Democracy through the looking-glass
By Jack Hanning
Secretary General of the Association of Schools of Political Studies
November 2014
“The question is,” said Alice, “whether you can make words mean so many different things.” (1)
When the Berlin Wall came down, 25 years ago, the fall of communism and the toppling of dictatorships sparked continent-wide euphoria. Peace, stability and democracy became by-words for a prosperous and bright European future. But the dream of a continent-wide democratic “wonderland” was short-lived as economic hardship, coupled with political uncertainties and military conflicts gradually engendered a sense of drift and gloom.
What has gone wrong and what can we do about it?
Why are there a growing number of countries in both the Council of Europe and the European Union which appear to be opting for autocracy rather than democracy?
Why are countries which used to chant the mantra of no double standards and no dividing lines in Europe actually applying double standards and creating new political (and military) dividing lines themselves?
Over the last 25 years, the European Union, the Council of Europe and dozens of civil society and other organisations have spent vast amounts of time, energy and money helping democratising nations reform their institutions, their legal systems, their judiciaries, their police etc.
All this has been done in agreement with the authorities of these countries which, of their own volition, chose to join the Council of Europe. They freely and willingly accepted to subscribe to the standards and obligations flowing from membership of an institution which embodies the principles of democracy, human rights and the rule of law and which stands for the peaceful settlement of disputes.
The use of military force by one member state against another member state such as we have just witnessed in Crimea, by definition, creates new dividing lines in Europe and is contrary to the UN Charter, the CSCE Helsinki Final Act and everything which the Council of Europe and the European Union represent. As the former French President François Mitterand put it so aptly in his last speech to the European Parliament “nationalism is war”.
Repressive legislation to silence civil society, (e.g. the Russian NGO GOLOS) is incompatible with the notion of a democratic society upheld by the Council of Europe which highlighted the need to work with non-governmental organisations in its first ever
Statutory Resolution adopted in 1951.Here we have a different, not to say a double standard too!
Other examples are the ban on Twitter and You Tube as well as the imprisonment of dozens of journalists in Turkey which, in clear contradiction with the European Convention on Human Rights, breach the notion of freedom of expression, restrict press freedom and necessarily intimidate others from working effectively.
The arrest and detention of people active in political and public life in Azerbaijan including the 7-year sentence meted out on the Director of the Baku School of Political Studies, Ilgar Mammadov, and other politically motivated cases are clearly contrary to the Council of Europe’s legal and Human Rights standards.

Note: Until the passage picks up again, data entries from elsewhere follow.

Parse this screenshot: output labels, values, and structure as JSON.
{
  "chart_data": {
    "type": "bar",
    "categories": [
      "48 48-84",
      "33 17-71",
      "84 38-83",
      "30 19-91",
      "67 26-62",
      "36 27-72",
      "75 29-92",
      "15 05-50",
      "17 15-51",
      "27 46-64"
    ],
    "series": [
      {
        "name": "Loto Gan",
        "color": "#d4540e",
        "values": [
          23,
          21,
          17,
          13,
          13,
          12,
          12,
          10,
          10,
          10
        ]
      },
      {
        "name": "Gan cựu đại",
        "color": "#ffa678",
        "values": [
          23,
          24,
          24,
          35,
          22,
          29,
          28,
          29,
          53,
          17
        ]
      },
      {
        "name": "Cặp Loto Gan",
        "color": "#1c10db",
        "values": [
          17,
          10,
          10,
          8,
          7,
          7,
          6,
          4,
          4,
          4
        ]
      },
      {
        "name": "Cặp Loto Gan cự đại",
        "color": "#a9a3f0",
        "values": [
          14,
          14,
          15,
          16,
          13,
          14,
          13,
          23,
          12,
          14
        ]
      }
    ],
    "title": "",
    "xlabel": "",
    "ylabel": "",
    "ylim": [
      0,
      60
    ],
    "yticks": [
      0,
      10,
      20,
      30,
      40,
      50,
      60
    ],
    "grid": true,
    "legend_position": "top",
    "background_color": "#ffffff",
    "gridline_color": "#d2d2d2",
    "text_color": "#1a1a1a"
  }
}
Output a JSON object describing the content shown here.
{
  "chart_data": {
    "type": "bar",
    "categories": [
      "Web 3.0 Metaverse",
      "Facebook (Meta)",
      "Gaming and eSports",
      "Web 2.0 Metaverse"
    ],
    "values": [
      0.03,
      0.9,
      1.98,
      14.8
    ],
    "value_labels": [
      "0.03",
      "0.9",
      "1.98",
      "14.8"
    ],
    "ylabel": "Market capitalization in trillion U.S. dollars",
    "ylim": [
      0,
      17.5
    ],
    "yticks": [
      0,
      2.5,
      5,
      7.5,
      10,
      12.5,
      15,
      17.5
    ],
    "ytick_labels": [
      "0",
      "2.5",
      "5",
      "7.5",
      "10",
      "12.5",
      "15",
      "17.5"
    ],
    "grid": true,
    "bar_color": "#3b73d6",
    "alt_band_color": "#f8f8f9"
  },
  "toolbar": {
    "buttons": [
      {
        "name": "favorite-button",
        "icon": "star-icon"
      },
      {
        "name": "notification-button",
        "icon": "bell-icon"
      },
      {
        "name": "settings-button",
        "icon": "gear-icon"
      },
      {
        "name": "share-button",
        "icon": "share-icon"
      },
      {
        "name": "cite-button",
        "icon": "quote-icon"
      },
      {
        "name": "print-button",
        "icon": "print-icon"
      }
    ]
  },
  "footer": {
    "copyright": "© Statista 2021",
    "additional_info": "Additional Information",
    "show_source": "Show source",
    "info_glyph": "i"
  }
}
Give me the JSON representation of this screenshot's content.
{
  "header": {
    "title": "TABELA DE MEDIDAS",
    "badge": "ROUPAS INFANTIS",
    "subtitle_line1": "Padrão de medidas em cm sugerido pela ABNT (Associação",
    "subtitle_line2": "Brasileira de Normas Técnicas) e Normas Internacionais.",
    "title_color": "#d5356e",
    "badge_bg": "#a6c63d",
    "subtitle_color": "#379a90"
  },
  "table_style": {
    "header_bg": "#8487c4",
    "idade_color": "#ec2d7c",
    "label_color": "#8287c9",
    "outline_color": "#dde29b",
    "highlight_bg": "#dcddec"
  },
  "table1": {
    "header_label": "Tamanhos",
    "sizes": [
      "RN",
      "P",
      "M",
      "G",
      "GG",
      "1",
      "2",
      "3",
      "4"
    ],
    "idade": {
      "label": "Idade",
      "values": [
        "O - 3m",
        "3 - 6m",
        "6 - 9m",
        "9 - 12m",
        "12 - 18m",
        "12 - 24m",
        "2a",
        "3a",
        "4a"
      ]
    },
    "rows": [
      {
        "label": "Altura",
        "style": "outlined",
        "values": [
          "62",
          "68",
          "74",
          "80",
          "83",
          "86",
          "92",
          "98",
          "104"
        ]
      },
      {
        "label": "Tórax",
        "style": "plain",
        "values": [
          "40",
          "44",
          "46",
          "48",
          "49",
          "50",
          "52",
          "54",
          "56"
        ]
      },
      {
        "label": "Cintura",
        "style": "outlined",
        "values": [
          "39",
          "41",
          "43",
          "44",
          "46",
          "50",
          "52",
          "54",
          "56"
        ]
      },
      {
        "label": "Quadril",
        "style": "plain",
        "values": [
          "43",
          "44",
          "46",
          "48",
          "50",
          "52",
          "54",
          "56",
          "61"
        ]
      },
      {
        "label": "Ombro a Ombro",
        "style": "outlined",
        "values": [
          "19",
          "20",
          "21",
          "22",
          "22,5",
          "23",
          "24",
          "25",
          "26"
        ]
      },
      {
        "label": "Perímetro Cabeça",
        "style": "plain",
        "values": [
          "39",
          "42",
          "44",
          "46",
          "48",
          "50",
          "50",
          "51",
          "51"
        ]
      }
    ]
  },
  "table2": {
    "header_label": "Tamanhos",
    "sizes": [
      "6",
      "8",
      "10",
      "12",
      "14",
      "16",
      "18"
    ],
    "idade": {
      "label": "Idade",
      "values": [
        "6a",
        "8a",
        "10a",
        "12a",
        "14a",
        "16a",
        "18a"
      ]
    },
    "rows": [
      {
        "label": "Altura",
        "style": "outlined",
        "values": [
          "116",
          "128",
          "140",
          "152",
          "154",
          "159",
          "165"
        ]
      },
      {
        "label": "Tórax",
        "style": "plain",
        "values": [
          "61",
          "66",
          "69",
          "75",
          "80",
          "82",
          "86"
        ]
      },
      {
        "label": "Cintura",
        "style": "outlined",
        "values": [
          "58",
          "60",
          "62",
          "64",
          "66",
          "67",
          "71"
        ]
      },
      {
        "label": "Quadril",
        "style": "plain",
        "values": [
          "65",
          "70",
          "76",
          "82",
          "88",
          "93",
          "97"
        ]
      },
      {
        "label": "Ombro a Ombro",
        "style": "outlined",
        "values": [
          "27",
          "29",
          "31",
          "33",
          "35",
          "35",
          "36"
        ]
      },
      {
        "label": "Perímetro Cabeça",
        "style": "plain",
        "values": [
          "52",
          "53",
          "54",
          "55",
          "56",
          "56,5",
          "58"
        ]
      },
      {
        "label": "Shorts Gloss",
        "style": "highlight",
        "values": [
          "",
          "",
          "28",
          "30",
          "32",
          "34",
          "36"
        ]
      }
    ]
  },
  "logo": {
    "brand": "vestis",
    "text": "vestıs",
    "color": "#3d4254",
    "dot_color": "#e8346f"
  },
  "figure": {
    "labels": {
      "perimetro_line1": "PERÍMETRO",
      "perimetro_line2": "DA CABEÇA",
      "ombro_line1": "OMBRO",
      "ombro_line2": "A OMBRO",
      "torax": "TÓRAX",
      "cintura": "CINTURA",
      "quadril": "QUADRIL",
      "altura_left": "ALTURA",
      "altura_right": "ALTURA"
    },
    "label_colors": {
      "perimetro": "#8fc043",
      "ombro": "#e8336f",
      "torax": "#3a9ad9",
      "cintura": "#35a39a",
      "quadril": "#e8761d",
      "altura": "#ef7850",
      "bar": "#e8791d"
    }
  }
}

The recent elections in Hungary are another example of failure to live up to democratic principles. According to the OSCE a number of factors provided the country’s ruling party with an undue advantage including biased media coverage and a blurring of the separation between the State and the party.
What is clear is that there is a worrying trend in a number of countries where the very notions of democracy and human rights are being distorted. We are confronted with a mirror image in which democracy means autocracy and justice means repression and intimidation. It is as if we were witnessing the emergence of a Europe of autocracies alongside the Europe of democracies imagined in the wake of WW II!
It brings to mind the graphic words of the great French lawyer and politician, Pierre-Henri Teitgen, who in 1949 when pleading for international Human Rights machinery said “…Evil progresses cunningly, with a minority operating, as it were, to remove the levers of control. One by one, freedoms are suppressed, in one sphere after another. Public opinion and the entire national conscience are asphyxiated...” (2)
Teitgen goes on to underscore the need to intervene before it is too late. Today that means the Council of Europe and the European Union must sound the alarm and act decisively before things go from bad to worse.
It also means we need more, stronger and better resourced Schools of Political studies to alert the up-coming generations to the dangers and pitfalls facing democracy.
The Europe for which we are striving is based on freedom and justice: freedom to question and inquire; freedom to write and speak; freedom from corruption and mismanagement; freedom from discrimination; freedom from intimidation; freedom from tyranny.
As the former Czech President Vaclav Havel once put it: “We must not be afraid of dreaming the seemingly impossible if we want the seemingly impossible to become a reality. Without dreaming of a better Europe, we shall never build a better Europe!”
(1) Lewis Carroll 1871
(2) PACE Official Reports, August 1949, p.1158.